Reign of Terror (www.rothauntedhouse.com): Beginning like a Western style ghost town full of skeletal bartenders and piano players, there are a number of good animatronic jump scares as you journey through a forgotten, cobwebbed manse into an icy frozen area and back into the decaying Gothic hallways. This haunt seems more focused on atmosphere than shock scares. There is second haunt here called “The Asylum,” a trip through a literal madhouse that is much more actor driven and shock oriented. It’s a nice balance of mood and shock.

Volume Two is hosted by Bloody Ben and includes the following haunts:

The Empty Grave (www.themtgrave.com): A haunted mortuary theme reminiscent of our own Baxter Avenue Morgue sends you through a series crypts to face undead undertakers and rotting corpses thirsty for fresh blood.

The Labyrinth of Lost Relics (www.figmentfoundry.wix.com/haunts): By far my favorite haunt on either volume, this fantasy oriented haunt is the incredible creation of the Figment Foundry in Redlands, CA. You enter an ancient ruin only to be greeted by a fully animated alien-lizard type of creature sitting on a throne. He sends you on an adventure through a laser tunnel into the strange realms beyond filled with trolls, bird creatures, Minotaurs, dragons and suit-mation monstrosities. The sets, costumes and monsters, all created in house, are amazing original creations.

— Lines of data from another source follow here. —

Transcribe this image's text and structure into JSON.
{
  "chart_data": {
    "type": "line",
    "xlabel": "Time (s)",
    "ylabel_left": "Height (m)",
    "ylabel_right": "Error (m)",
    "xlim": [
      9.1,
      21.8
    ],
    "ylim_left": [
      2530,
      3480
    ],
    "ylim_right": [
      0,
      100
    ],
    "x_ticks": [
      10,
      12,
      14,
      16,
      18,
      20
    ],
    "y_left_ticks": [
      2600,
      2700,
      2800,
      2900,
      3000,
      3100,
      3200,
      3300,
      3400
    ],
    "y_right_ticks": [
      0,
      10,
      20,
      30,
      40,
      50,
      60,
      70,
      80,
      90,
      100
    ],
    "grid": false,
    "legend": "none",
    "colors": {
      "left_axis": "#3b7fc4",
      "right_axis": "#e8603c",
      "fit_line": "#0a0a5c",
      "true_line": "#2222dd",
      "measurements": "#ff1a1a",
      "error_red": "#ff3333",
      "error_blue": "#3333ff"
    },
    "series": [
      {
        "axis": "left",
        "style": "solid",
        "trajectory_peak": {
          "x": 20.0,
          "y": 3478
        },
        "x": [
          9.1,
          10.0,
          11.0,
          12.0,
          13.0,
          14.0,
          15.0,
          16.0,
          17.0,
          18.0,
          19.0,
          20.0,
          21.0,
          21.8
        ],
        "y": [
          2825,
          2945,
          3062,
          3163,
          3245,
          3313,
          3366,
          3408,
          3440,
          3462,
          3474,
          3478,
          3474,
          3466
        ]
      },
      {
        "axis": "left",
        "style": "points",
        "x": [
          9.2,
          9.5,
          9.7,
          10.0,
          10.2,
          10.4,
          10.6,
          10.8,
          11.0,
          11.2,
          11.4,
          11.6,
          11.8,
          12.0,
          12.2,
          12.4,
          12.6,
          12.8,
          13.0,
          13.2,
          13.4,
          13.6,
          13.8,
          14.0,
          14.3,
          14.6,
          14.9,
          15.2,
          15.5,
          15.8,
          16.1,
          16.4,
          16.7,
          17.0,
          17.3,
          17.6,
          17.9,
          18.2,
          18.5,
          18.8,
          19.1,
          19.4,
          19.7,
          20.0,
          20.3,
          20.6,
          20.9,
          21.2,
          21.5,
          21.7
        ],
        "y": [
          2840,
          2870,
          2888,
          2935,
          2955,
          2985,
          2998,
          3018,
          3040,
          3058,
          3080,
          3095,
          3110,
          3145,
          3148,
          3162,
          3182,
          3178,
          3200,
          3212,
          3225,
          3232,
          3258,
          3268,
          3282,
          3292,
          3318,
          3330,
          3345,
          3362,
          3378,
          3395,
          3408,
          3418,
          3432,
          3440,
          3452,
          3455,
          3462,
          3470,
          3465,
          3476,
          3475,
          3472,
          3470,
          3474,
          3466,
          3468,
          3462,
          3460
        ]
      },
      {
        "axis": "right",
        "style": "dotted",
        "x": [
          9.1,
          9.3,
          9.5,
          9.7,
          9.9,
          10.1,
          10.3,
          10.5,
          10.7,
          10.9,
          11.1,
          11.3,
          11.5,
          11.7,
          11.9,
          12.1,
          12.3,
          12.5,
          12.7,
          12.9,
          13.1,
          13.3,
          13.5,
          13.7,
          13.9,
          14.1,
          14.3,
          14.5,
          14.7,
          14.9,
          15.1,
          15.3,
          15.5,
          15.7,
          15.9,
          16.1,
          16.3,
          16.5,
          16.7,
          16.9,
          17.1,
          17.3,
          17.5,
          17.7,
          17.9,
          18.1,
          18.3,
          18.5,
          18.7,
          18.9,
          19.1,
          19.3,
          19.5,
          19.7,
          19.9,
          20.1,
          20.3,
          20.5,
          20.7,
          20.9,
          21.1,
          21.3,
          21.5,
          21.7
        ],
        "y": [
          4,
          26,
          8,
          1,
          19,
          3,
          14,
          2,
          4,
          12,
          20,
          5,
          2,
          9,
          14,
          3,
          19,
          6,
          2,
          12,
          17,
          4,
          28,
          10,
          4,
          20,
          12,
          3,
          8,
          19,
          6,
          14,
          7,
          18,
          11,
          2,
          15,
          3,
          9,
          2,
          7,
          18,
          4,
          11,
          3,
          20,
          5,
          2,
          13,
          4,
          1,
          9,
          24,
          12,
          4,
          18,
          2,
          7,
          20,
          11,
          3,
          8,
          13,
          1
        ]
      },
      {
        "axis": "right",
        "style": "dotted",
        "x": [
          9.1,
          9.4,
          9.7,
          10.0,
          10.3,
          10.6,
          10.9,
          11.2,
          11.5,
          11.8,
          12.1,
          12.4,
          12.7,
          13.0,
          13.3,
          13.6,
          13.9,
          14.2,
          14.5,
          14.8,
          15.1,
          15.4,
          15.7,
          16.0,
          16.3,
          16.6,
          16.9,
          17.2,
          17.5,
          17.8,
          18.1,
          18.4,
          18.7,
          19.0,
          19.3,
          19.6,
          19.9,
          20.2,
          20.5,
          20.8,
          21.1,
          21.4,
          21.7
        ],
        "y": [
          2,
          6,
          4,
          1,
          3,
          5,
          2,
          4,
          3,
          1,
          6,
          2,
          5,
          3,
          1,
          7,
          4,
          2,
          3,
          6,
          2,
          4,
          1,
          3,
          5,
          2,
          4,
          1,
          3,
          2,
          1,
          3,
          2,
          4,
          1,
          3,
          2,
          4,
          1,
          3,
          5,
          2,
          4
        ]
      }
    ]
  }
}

Haunted Hollywood Sports (www.hauntedhollywoodsports.com): This is a huge, 23 acre multi-haunt scream park. Two of their attractions, Venom and Cannibal Caverns are included here. Venom is a dark, swampy attraction steeped in Voodoo and poisonous creatures. I’d love to see the fog machine expense bill for this haunt. Cannibal Caverns is fairly self-explanatory. It’s a mine shaft filled with people that want to eat you followed immediately by a clown maze.

The Perdition Home (www.perditionhome.com): Right out of a Rob Zombie movie, complete with subtle hints of banjo strings on the soundtrack, this is basically “Texas Chainsaw Massacre: The Haunt,” and “The Halloween Experience” even edits the footage to the sounds of flash bulb crime scene photography as heard in that horror classic’s opening reel. The acting here might be the stalest of the lot with dialogue like, “Get out of my barn,” “Where do you think you’re going?,” and “Come play with us.” What it lacks in originality, it more than makes up for in gore.

Scream in the Dark (www.screamhauntedhouse.com): For some reason, “The Halloween Experience” chose to shoot this one with a slightly distorted fisheye lens and there are a lot of fades, wipes and extreme close-ups in the editing. Perhaps it was an attempt to give an original feel to a fairly traditional haunt, but I had a hard time getting much of an impression of this haunt’s style or detail through the cinematography and editing. It’s still entertaining.

You can purchase your copies of “The Halloween ExperienceVolumes One and Two for $12.99 each at www.hauntedtelevision.com. That’s eleven virtual haunt tours that you can brave anytime of the year the mood strikes you. It’s going to be a chilling summer.